Many local residents are familiar with Scott’s Law—also known as the Move Over Law.
It was enacted in 2002, after Scott Gillen, a Chicago Fire Department lieutenant from Beverly, was killed by an intoxicated driver on the Dan Ryan Expressway on Dec. 23, 2000, while working at the scene of an accident.
The law requires motorists to approach with caution and yield to emergency vehicles when driving upon the scene of an accident. Drivers must change lanes if possible or reduce speed if they are unable to switch lanes.
The law is now back in the spotlight after 14 troopers from the Illinois State Police (ISP) have already been struck by vehicles this year while responding to accidents. One trooper, Christopher Lambert, was killed when he was hit by an alleged intoxicated driver in an incident that bore a frightening resemblance to Gillen’s death.
Last year, eight troopers were involved in accidents.

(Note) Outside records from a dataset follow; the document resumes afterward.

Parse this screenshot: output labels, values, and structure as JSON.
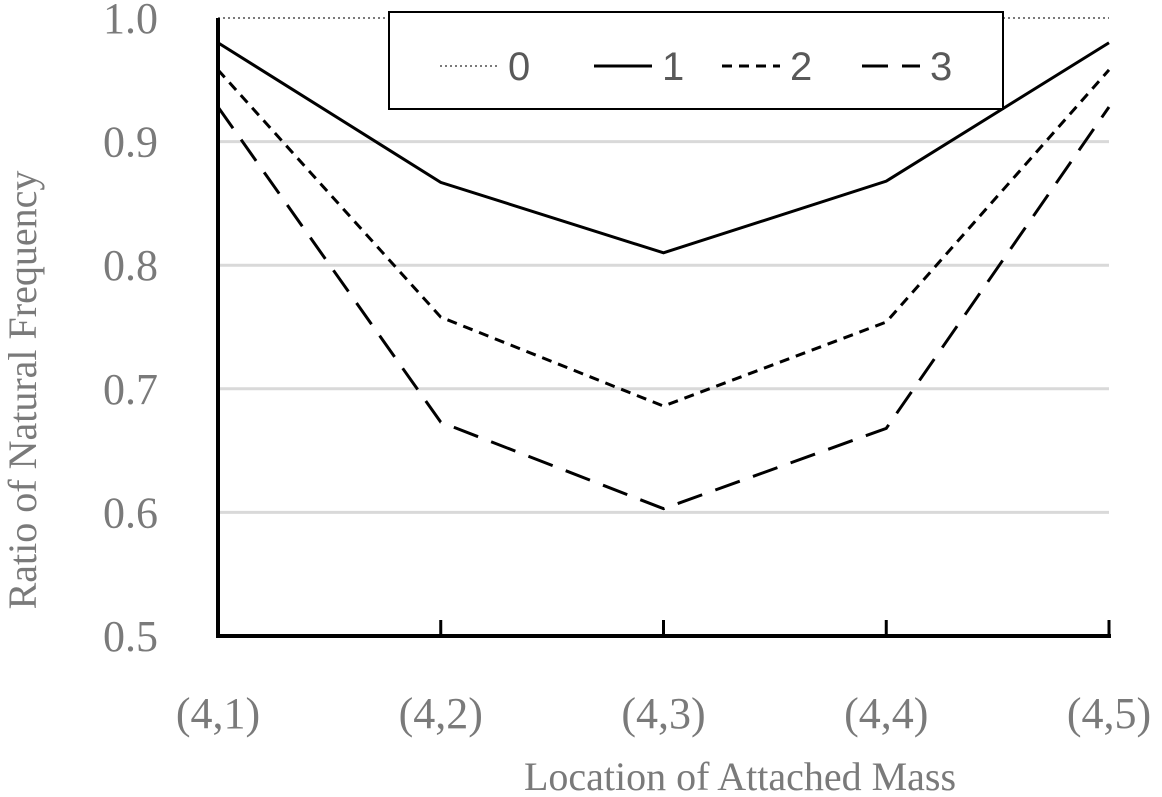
{
  "chart_data": {
    "type": "line",
    "title": "",
    "xlabel": "Location of Attached Mass",
    "ylabel": "Ratio of Natural Frequency",
    "categories": [
      "(4,1)",
      "(4,2)",
      "(4,3)",
      "(4,4)",
      "(4,5)"
    ],
    "ylim": [
      0.5,
      1.0
    ],
    "yticks": [
      "0.5",
      "0.6",
      "0.7",
      "0.8",
      "0.9",
      "1.0"
    ],
    "grid": "horizontal",
    "legend_position": "top-center",
    "series": [
      {
        "name": "0",
        "style": "dotted",
        "color": "#7a7a7a",
        "values": [
          1.0,
          1.0,
          1.0,
          1.0,
          1.0
        ]
      },
      {
        "name": "1",
        "style": "solid",
        "color": "#000000",
        "values": [
          0.98,
          0.867,
          0.81,
          0.868,
          0.98
        ]
      },
      {
        "name": "2",
        "style": "short-dash",
        "color": "#000000",
        "values": [
          0.958,
          0.758,
          0.686,
          0.754,
          0.958
        ]
      },
      {
        "name": "3",
        "style": "long-dash",
        "color": "#000000",
        "values": [
          0.928,
          0.673,
          0.603,
          0.668,
          0.928
        ]
      }
    ]
  }
}
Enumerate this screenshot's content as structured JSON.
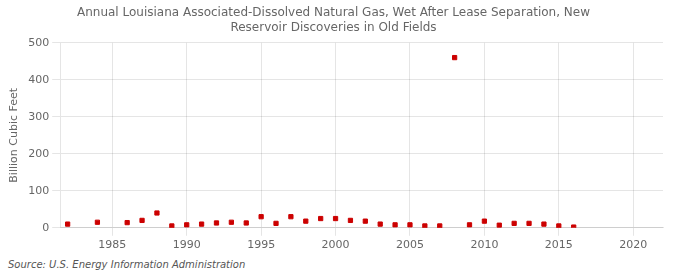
{
  "chart_data": {
    "type": "scatter",
    "title": "Annual Louisiana Associated-Dissolved Natural Gas, Wet After Lease Separation, New\nReservoir Discoveries in Old Fields",
    "ylabel": "Billion Cubic Feet",
    "annotation": "Source: U.S. Energy Information Administration",
    "x": [
      1982,
      1984,
      1986,
      1987,
      1988,
      1989,
      1990,
      1991,
      1992,
      1993,
      1994,
      1995,
      1996,
      1997,
      1998,
      1999,
      2000,
      2001,
      2002,
      2003,
      2004,
      2005,
      2006,
      2007,
      2008,
      2009,
      2010,
      2011,
      2012,
      2013,
      2014,
      2015,
      2016
    ],
    "values": [
      10,
      15,
      14,
      20,
      40,
      5,
      8,
      10,
      13,
      15,
      13,
      30,
      12,
      30,
      18,
      25,
      25,
      20,
      18,
      10,
      8,
      8,
      5,
      5,
      460,
      8,
      18,
      7,
      12,
      12,
      10,
      5,
      2
    ],
    "color": "#cc0000",
    "marker": "square",
    "xlim": [
      1981.5,
      2022
    ],
    "xticks": [
      1985,
      1990,
      1995,
      2000,
      2005,
      2010,
      2015,
      2020
    ],
    "ylim": [
      0,
      500
    ],
    "yticks": [
      0,
      100,
      200,
      300,
      400,
      500
    ],
    "grid": true
  }
}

The safety of first responders in fighting gun violence is always a high priority, but citizens can do their part to keep first responders safe by driving with care.
Gov. J.B. Pritzker spoke on March 25 about the disturbing amount of ISP troopers injured in accidents.
“I’m here today to say to drivers on the roads: When you see a state trooper’s vehicle on the side of the road, slow down, obey the law and move over,” Pritzker said. “Our state troopers are putting their lives on the line every single day. They are our heroes and first responders, keeping people safe. No driver needs to get to a destination so quickly that they need to put a trooper’s life at risk. No one’s time or convenience is worth more than the lives of our state’s heroes.”
Residents should be especially grateful for troopers because these law enforcement officers have responded to several shootings on the Dan Ryan Expressway and Interstate 57 in recent months, some of them fatal shootings.
Drivers’ safety is at risk, and troopers are working to minimize the threat.
As of Jan. 1, 2017, Scott’s Law began applying to any vehicle if it is on the roadside with its emergency flashers activated. Violators may be fined between $100 and $10,000, and their driver’s license may be suspended.
All drivers have to do is display some common-sense courtesy for the other people on the road.